Alberto Mugnaini
La grana dello sguardo
Sfogliare una pubblicazione in cui siano riprodotti dei dipinti di Paul Winstanley ci fa provare una sensazione di spiazzamento e ci pone in uno stato di sospensione e di incertezza circa la natura delle figure che ci troviamo di fronte. Le sue opere ci aprono molteplici prospettive di interpretazione e mettono in risalto tutte le ambiguità che accompagnano il nostro conflittuale rapporto con le immagini.
La sua scheda biografica ci informa che, dopo un’educazione improntata ai canoni del “Modernismo astratto”, Winstanley si è dedicato alla messa a punto di “un nuovo linguaggio visivo, combinando i principi del minimalismo con il pittoricismo della fotografia”. Che significa questa “combinazione”? Precisare che egli deriva prevalentemente le sue pitture da precedenti scatti fotografici non è sufficiente a rendere ragione di tutta la complessità e sottigliezza concettuale del suo operare. In che modo si attua questo passaggio? Che cosa si svela in queste trasposizioni?Un primo spunto per orientarci ce l’offre l’artista stesso. Nel suo libro intitolato 59 Paintings, uscito nel 2018, egli riflette intorno ai processi che investono sia l’aspetto teorico che quello pratico del suo lavoro. Prendendo in esame In the City, un olio su lino del 2011, egli cerca di focalizzare il discorso sulla differenza che intercorre tra painting e picture. Il primo termine considera preminente l’immagine e la rappresentazione; il secondo implica e sottolinea la consistenza del dipinto in quanto oggetto, caratteristica, questa, che la presenza della cornice vale a mascherare e dissimulare, separandolo concettualmente dallo spazio fisico della parete a cui si trova appeso. Ora, se è indubbio che i lavori di Wistanley si riconoscano pienamente nella qualifica di paintings, e che rifiutino l’espediente di venire incorniciati, talvolta, come nel dipinto in questione, il termine picture può accampare di nuovo i suoi diritti, in quanto può essere l’inquadratura stessa dell’immagine a surrogare il ruolo della cornice.
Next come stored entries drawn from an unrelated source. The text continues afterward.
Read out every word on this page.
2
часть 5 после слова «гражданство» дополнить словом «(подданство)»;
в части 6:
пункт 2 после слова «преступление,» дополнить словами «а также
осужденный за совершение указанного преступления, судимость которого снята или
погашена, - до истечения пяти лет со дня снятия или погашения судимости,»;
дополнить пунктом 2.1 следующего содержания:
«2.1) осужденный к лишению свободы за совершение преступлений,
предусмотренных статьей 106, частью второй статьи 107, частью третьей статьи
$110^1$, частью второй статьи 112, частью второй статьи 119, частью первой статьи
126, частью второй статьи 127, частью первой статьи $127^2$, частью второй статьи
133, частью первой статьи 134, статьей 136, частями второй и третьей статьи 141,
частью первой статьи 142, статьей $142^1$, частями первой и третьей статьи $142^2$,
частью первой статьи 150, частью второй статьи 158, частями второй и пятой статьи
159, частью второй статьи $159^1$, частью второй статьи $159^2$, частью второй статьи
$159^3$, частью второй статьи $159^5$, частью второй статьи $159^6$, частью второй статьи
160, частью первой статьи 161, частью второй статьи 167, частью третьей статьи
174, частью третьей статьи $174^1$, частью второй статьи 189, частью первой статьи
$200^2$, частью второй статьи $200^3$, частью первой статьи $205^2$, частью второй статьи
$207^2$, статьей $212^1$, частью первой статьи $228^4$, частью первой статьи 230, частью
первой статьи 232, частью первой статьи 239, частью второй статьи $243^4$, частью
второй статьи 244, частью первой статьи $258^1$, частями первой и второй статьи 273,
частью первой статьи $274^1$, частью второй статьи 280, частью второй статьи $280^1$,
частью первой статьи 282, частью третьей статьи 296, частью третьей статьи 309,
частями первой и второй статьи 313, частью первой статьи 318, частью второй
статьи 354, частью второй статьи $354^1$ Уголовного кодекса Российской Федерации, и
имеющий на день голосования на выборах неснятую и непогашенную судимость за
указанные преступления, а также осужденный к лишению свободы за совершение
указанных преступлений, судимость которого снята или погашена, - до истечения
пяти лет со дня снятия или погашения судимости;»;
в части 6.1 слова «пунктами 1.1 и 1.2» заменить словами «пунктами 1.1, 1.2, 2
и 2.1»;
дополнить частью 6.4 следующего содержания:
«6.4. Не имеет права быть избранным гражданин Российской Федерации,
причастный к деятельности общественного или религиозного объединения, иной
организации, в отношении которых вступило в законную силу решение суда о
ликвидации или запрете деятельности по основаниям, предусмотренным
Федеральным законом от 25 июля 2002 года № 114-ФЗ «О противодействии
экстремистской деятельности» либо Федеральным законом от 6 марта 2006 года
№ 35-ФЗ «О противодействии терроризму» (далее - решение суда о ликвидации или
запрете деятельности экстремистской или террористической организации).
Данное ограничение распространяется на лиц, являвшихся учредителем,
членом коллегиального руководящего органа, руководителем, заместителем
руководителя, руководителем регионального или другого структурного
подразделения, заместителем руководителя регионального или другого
In ogni caso tra una fotografia e la pittura che ne può derivare non c’è un rapporto transitivo; e spesso, ci avverte l’artista, è proprio una brutta foto a costituire il punto di partenza per un soddisfacente dipinto. Ma già l’atto del fotografare deve ingegnarsi di cogliere le note salienti di un luogo: deve adoperarsi per trovare le più confacenti modalità esecutive per rendere accessibili ed eloquenti anche spazi che a prima vista si mostrano “ungraspable”, distanti, ottusi, chiusi su se stessi. Una soluzione, ad esempio, può consistere nel movimentare e rendere vibranti dei paesaggi fotografandoli dall’auto in corsa… Ma, una volta che si è realizzata e scelta una fotografia, qual è il compito che viene demandato alla pittura? L’ultima cosa che le potrebbe essere richiesta è di ripetere, ricalcare o restituire la letteralità della foto da cui prende spunto. È come se l’immagine in questione si apprestasse a subire una sorta di nuovo sviluppo, intendendo questo termine sia nel suo significato relativo al procedimento fotografico che nel senso di un nuovo e totalmente inedito raggiungimento. Compito della pittura sarà dunque attuare ciò che nella foto rimane inespresso: cogliere quel non so che che costituisce la nota distintiva di uno spazio, certe particolari peculiarità della luce, quelle qualità, insomma, che secondo le parole di Winstanley costituiscono la grandeur di un paesaggio. È il racconto del non detto di una fotografia: chissà, si tratta forse di incarnare quell’impensato che si annida nel nostro subconscio mentre guardiamo uno scatto raffigurante un interno o uno scenario naturale.Tra l’ambiente reale, oggetto (o forse pretesto?) della rappresentazione, la sua resa fotografica e la sua trasposizione pittorica si apre uno sconfinato gioco di interrelazioni, di transiti, di trasfigurazioni. Ci troviamo irretiti in un intrico di trame dello sguardo, di più sguardi: il nostro, quello dell’artista (la cui visione, nella sua duplice identità di fotografo e di pittore, si biforca e si raddoppia), e talvolta anche quello di spettatori raffigurati nel quadro, a loro volta colti spesso nell’atto di guardare altri quadri appesi alle pareti: un vertiginoso gioco di rispecchiamenti, di rimandi, di risonanze, di slittamenti di senso.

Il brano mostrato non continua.